Ungarische Heilung in Gummistiefeln in Ostuganda

Die jüngste medizinische Mission der Afrikanisch-Ungarischen Union (AHU) in der Stadt Mbale in Ostuganda war nicht der letzte Schritt im ugandischen Hilfsprogramm. Globoport.hu schreibt Dass die ungarischen ehrenamtlichen Ärzte während des einen Monats ihres Aufenthalts nicht nur die freie Heilung übernommen haben, sondern sie auch Messungen vorgenommen und Daten über die medizinische Situation vor Ort gesammelt haben.

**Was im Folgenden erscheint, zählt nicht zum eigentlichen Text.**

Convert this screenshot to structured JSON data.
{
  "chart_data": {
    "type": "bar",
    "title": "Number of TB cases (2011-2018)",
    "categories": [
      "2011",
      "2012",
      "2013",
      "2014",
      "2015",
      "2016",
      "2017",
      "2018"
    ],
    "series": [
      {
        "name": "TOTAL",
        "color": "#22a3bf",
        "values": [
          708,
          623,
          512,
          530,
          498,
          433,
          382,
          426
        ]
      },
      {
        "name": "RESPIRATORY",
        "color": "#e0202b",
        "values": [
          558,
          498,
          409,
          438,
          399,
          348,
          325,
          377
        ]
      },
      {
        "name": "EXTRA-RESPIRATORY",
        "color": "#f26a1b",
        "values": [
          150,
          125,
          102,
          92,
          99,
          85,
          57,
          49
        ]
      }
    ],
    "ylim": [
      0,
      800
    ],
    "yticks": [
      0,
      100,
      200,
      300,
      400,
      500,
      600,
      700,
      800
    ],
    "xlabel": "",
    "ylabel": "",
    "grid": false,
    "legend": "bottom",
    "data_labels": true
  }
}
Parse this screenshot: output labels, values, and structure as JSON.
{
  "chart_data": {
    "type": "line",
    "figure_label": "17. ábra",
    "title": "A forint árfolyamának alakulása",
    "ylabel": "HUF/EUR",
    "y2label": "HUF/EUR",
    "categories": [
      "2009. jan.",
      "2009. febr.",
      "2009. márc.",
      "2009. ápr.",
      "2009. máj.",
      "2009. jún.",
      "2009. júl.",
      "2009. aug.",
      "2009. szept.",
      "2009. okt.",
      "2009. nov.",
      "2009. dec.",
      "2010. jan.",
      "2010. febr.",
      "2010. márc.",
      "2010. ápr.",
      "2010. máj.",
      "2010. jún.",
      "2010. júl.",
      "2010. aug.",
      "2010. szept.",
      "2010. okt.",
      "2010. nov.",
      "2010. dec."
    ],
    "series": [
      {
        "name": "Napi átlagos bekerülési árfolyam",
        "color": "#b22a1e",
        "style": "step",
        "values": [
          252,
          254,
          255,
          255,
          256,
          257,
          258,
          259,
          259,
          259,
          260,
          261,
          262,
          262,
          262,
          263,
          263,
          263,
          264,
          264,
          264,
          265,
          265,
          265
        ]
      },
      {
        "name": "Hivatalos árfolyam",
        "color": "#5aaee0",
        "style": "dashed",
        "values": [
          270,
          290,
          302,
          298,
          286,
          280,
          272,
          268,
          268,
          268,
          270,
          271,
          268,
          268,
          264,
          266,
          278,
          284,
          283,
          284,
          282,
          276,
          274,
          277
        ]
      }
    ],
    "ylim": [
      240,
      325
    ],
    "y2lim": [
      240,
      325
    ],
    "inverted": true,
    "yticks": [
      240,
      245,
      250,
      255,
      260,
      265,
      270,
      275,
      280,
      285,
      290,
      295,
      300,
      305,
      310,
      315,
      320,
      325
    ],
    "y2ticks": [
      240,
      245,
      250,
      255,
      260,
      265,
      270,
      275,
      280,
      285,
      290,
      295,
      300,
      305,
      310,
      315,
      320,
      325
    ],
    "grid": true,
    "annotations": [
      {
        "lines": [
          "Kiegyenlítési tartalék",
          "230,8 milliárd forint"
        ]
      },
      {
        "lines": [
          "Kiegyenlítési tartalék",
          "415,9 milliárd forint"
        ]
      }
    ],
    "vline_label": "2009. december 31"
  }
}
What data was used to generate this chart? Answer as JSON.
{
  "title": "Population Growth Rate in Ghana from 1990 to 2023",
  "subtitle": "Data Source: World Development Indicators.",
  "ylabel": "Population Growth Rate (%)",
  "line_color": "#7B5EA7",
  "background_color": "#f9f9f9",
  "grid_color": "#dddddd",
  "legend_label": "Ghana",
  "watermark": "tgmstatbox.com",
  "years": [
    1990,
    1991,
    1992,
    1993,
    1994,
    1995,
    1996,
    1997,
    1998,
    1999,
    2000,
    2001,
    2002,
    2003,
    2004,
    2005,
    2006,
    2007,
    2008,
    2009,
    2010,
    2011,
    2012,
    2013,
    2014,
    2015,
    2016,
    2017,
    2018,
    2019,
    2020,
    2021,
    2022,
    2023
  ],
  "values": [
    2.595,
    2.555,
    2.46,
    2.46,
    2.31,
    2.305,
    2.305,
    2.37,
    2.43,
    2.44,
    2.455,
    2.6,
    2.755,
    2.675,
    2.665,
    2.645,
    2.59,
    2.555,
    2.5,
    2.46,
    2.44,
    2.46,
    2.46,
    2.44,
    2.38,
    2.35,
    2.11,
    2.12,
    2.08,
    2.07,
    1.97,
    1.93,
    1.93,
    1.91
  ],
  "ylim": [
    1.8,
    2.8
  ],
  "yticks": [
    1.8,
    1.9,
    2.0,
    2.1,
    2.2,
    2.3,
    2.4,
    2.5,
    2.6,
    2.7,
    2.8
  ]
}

uganda2Ihren Messungen zufolge sind die Bedingungen ziemlich tragisch Auch wenn staatliche Programme eine gewisse Verbesserung der medizinischen Versorgung erzielten, haben ländliche Regionen trotz der angemessenen Arztausbildung immer noch Probleme mit dem Mangel an Ärzten. Für eine präzise Organisation und wirksame Unterstützung versucht die AHU, eng mit ugandischen Organisationen und Verbänden zusammenzuarbeiten.

Als ersten Unternehmensschritt übergab AHU 230 Paar Gummistiefel in Mbale an die Arbeiter des örtlichen Village Health Teams (VHT).Die Gruppe von Freiwilligen und medizinischen Mitarbeitern, die für ihre krankheitspräventiven Aktivitäten in Dörfern in der Nähe der Stadt bekannt sind, bringen Landsleuten Dinge bei, die für Europäer selbstverständlich sind, wie man Krankheiten mit dem Kochen von Wasser vorbeugt oder wie wichtig die Wiederverwertung und Entsorgung von Müll ist. Sie halten Kontakt zu den Bewohnern von Dörfern ohne Straßen und geben ihnen Impfungen. Sie spielen auch eine sehr wichtige Rolle im Kampf gegen Malaria, da die Vizedorfbewohner normalerweise die “Dorfgänger” sind, was bedeutet, dass sie problemlos mit allen reden und authentische Informationen melden.

ugandaDie von AHU gegebenen und unterstützten Stiefel werden in der derzeit sehr regnerischen Zeit eine große Hilfe für die lokalen Zonenchefs sein, die im Rahmen ihres Jobs oft 20-30 Kilometer am Tag zurücklegen, das könnte sogar die Rettung von Tausenden von Leben bedeuten.

Die Einheimischen waren mit den Stiefeln absolut zufrieden und können sich nicht genug für die Fürsorge bedanken, die sie von den Ungarn erhalten. Die Afrikanisch-Ungarische Union ist stets bestrebt, den Betroffenen direkt die ausreichendste Hilfe zu leisten.